Differential diagnosis
The key to diagnosis of gliosarcoma is to keep in mind a broad differential clinical diagnosis, in addition to the immunohistochemistry panel useful to prove or exclude glial, neuronal, and mesenchymal cell differentiation. Here we show that with a basic panel available in many institutions it is possible to develop a correct diagnosis. That differential diagnosis varies depending on the dedifferentiation and therefore needs to include primary or metastatic neoplasms like malignant fibrous histiocytoma, osteosarcoma, chondrosarcoma, rhabdomyosarcoma, liposarcoma, and angiosarcoma, as well as other sarcomas 1-3,8,15. In addition, a diagnosis of glioblastoma multiforme and gliofibroma need to be excluded in all cases of gliosarcoma. Gliofibromas lack necrosis, atypia and other high degree characteristics 5,16.
Treatment and prognosis
In all our cases surgical resection was performed with post-operative chemotherapy and radiotherapy as the treatment of choice, which are the most intensive therapeutic regimens commonly used in these tumors 20,21. Despite this aggressive treatment, our cases, similar to other published cases of gliosarcoma, had negative prognosis. We found a median OS of ten months, similar to the OS described in Europe and United States 20,22,23. None of our cases had extracranial metastases, though there have been published reports of metastases to lungs, liver, spleen, and bone 24. We found aggressive features in all the cases evaluated in accordance with previous reports.
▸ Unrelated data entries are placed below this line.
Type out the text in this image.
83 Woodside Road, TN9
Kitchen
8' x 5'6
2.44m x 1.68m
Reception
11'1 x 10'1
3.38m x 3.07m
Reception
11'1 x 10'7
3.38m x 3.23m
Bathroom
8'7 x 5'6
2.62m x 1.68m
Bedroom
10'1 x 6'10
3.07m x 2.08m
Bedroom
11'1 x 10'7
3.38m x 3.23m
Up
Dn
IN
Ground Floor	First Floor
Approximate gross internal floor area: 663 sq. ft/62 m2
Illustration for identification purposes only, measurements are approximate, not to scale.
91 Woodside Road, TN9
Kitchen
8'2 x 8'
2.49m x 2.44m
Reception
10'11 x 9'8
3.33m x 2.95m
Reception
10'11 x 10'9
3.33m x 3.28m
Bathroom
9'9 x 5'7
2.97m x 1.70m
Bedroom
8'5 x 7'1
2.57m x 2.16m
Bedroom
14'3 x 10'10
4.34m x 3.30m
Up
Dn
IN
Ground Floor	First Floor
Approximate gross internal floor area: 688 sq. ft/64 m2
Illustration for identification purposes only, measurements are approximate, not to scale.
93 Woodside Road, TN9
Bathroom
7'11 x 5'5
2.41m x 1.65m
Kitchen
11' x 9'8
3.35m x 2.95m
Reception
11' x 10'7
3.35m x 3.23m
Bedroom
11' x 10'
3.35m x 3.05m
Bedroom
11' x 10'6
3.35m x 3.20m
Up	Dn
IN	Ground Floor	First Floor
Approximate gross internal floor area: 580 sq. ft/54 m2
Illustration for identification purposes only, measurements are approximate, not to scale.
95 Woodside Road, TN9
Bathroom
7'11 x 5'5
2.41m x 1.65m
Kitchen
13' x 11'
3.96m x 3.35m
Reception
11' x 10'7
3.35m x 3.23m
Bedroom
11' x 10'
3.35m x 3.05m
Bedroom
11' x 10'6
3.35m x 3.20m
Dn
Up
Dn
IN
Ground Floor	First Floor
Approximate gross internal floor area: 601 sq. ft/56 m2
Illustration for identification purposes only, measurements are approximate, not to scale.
Our cases presented a catastrophic course with a survival of less than one year despite surgical and adjuvant treatment.
Conclusions
Primary gliosarcomas can be identified with careful clinical, radiologic and pathologic correlation. The histopathologic study was based on morphology and required an immunohistochemical panel to discriminate and prove the type of dedifferentiation. Furthermore, we found p53 expression in gliosarcomas, regardless of the type of dedifferentiation, supporting the hypothesis of a likely monoclonal origin of this biphasic tumor.